Bu süreci Kur'an ayetleri aşağıdaki gibi açıklamaktadır.

2/29 O size yerde olanları topluca yaratandır. Sonra göğe seviyelendi ve onu yedi gök olarak düzenleyip seviyelendirdi. O herşeyi bilendir.

2/30 Ve zamanında Rabb' in meleklere "Kesinlikle ben yerde halife oluşturacağım." dedi. "Biz seni övgünle överken ve seni kutsarken orada bozgunculuk yapan, kan ve gözyaşı döken birini mi oluşturacaksın?" dediler. "Kesinlikle ben sizin bilmediğinizi bilirim." dedi.
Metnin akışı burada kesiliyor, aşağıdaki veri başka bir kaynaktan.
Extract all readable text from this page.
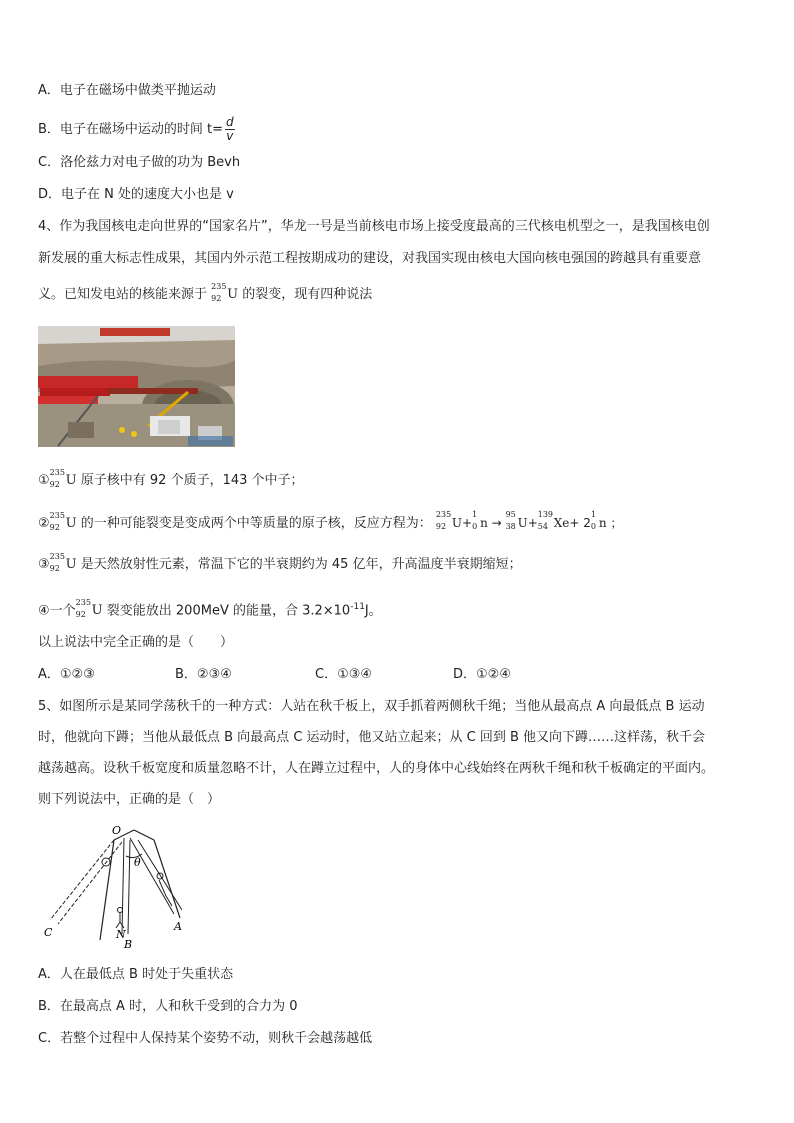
A．电子在磁场中做类平抛运动
B．电子在磁场中运动的时间 $t= \frac{d}{v}$
C．洛伦兹力对电子做的功为 Bevh
D．电子在 N 处的速度大小也是 v
4、作为我国核电走向世界的“国家名片”，华龙一号是当前核电市场上接受度最高的三代核电机型之一，是我国核电创
新发展的重大标志性成果，其国内外示范工程按期成功的建设，对我国实现由核电大国向核电强国的跨越具有重要意
义。已知发电站的核能来源于
235
92 U 的裂变，现有四种说法
①
235
92 U 原子核中有 92 个质子，143 个中子；
②
235
92 U 的一种可能裂变是变成两个中等质量的原子核，反应方程为：
235
92 U+
1
0 n →
95
38 U+
139
54 Xe+ 2
1
0 n ；
③
235
92 U 是天然放射性元素，常温下它的半衰期约为 45 亿年，升高温度半衰期缩短；
④一个
235
92 U 裂变能放出 200MeV 的能量，合 $3.2\times 10^{-11}J$。
以上说法中完全正确的是（　　）
A．①②③	B．②③④	C．①③④	D．①②④
5、如图所示是某同学荡秋千的一种方式：人站在秋千板上，双手抓着两侧秋千绳；当他从最高点 A 向最低点 B 运动
时，他就向下蹲；当他从最低点 B 向最高点 C 运动时，他又站立起来；从 C 回到 B 他又向下蹲……这样荡，秋千会
越荡越高。设秋千板宽度和质量忽略不计，人在蹲立过程中，人的身体中心线始终在两秋千绳和秋千板确定的平面内。
则下列说法中，正确的是（　）
O
θ
C	N
B
A
A．人在最低点 B 时处于失重状态
B．在最高点 A 时，人和秋千受到的合力为 0
C．若整个过程中人保持某个姿势不动，则秋千会越荡越低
2/31 Ve Adem’e isimlerin hepsini öğretti. Sonra onları meleklere gösterdi. "O halde, eğer doğrular iseniz, bunları bana isimleriyle haber verin." dedi.
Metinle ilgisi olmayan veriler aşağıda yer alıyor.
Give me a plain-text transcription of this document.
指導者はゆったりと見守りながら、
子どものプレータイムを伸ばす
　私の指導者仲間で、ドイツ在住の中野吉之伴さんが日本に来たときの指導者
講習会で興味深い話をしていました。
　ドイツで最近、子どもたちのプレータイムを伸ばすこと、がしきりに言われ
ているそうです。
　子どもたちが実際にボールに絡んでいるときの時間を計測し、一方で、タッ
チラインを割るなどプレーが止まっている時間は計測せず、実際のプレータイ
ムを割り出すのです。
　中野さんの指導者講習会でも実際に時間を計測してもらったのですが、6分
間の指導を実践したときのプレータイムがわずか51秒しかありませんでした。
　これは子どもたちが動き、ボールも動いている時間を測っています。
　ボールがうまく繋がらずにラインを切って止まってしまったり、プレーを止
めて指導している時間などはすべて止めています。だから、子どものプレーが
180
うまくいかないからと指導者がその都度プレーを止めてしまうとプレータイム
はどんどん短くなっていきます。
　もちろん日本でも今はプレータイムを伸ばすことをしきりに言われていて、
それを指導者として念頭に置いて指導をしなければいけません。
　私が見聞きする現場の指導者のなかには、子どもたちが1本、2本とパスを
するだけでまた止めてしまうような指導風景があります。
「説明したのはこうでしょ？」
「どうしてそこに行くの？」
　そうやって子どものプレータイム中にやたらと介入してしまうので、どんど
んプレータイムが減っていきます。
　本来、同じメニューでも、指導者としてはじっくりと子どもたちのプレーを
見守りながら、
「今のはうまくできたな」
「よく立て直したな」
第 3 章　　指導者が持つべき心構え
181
2/32 "Yücesin sen. O bize öğrettiğinin haricinde bize ilim yoktur. Kesinlikle sen bilensin hakimsin." dediler.

2/33 "Ey Adem, onları onlara isimleri ile haber ver." dedi. Böylece onlara onları isimleri ile haber verdiğinde "Size göklerin ve yerin bilinmezliğini, yokluğunu kesinlikle ben bilirim demedim mi? O açıkladığınızı ve o gizlemiş olduğunuzu da bilirim." dedi. 

2/34 Ve zamanında meleklere "Adem için yere kapanın." dedik. Böylece İblis haricinde yere kapandılar. O diretti ve kibirlendi ve inkarcılardan oldu.

7/12 "Sana emrettiğim zaman, seni yere kapanmaktan ne menetti?" dedi. “Ben, ondan daha hayırlıyım. Beni ateşten yarattın, onu çamurdan yarattın." dedi.

7/13 "Öyleyse oradan in. Artık sana orada kibirlenmek olmaz. Haydi çık, kesinlikle sen alçaklardansın." dedi.

7/14 "Beni, diriltilecekleri güne kadar gözetip beklet." dedi.

7/15 "Kesinlikle sen gözetilenlerdensin, bekletilenlerdensin." dedi.

7/16 "Öyleyse, beni azdırmandan dolayı, onlara karşı, senin doğru yolunun üstüne oturacağım." dedi.

7/17 "Sonra önlerinden arkalarından, sağlarından sollarından onlara yeteceğim. Onların çoğunu şükredenlerden bulmayacaksın."

7/18 "Yerilmiş kovulmuş olarak oradan çık. Onlardan sana kim tabi olursa, cehennemi sizden topluca, tamamen dolduracağım." dedi. 

2/35 Ve "Ey Adem, sen ve eşin bahçede iskan edin. Oradan arzuladığınızca, her nereden dilerseniz yiyin. İşte şu ağaca yaklaşmayın. Yoksa zalimlerden olursunuz." dedik.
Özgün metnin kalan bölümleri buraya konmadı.